BACKGROUND: Intracerebral hemorrhage (ICH) is a devastating stroke subtype with high mortality and limited therapeutic options. While neuroinflammation contributes to secondary brain injury, the role of peripheral CD8(+) T cell dysfunction in ICH pathogenesis remains poorly characterized. This study is aimed at identifying disease-associated CD8(+) T cell subpopulations and potential therapeutic targets through integrative multiomics analysis. METHODS: We performed bulk RNA sequencing on peripheral blood from 130 patients (66 ICH and 64 hypertension controls) across two independent cohorts, combined with single-cell RNA sequencing of 13 patients. The scPAS algorithm integrated bulk and single-cell data to identify phenotype-associated cells. Five machine learning algorithms (LASSO, random forest, XGBoost, SVM, and Boruta) were employed for biomarker discovery. The therapeutic efficacy of rutin was evaluated in murine hypertensive ICH models. RESULTS: We identified a distinct SELL-high CD8(+) T cell subpopulation (scPAS(+) cells) exhibiting comprehensive effector dysfunction, characterized by downregulation of cytotoxicity genes (GZMA, GZMB, GNLY, NKG7, and CCL5). Pseudotime trajectory analysis revealed progressive differentiation toward this dysfunctional phenotype.
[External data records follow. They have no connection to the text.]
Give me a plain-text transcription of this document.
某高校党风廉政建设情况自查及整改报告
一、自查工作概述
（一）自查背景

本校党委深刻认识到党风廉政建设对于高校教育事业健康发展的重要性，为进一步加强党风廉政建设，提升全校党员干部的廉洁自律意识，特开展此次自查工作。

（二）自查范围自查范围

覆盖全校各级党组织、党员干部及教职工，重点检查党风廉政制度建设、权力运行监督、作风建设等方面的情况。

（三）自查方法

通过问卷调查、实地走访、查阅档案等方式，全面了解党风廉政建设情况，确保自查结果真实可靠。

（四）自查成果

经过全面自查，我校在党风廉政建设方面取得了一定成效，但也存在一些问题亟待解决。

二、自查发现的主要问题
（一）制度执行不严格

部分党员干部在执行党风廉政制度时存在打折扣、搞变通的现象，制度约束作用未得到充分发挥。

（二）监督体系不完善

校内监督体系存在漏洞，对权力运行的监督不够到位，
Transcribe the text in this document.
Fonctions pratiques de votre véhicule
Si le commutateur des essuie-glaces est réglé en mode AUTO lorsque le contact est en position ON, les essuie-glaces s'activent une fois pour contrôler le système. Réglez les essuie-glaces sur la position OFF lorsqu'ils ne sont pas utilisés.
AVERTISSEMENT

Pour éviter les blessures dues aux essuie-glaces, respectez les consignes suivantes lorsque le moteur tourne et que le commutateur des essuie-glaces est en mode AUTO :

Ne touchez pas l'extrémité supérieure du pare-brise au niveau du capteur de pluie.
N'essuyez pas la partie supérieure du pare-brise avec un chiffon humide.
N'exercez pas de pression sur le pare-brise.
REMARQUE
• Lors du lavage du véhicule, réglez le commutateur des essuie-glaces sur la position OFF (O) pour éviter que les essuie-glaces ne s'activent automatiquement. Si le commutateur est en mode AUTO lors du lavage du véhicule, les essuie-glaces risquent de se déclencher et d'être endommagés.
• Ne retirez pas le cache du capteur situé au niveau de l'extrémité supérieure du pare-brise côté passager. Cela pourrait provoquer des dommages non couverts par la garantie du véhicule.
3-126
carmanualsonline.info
SELL emerged as a consensus diagnostic biomarker across all five algorithms, demonstrating excellent discriminative performance (AUC: 0.876-0.936). In vivo, rutin treatment reduced SELL expression, restored CD8(+) T cell cytotoxicity, decreased hemorrhage incidence, and attenuated neuroinflammation and oxidative stress. CONCLUSIONS: This study identifies SELL-marked effector-deficient CD8(+) T cells as a hallmark of ICH and establishes SELL as a robust diagnostic biomarker. Rutin represents a promising therapeutic candidate targeting peripheral immune dysfunction in hypertensive ICH.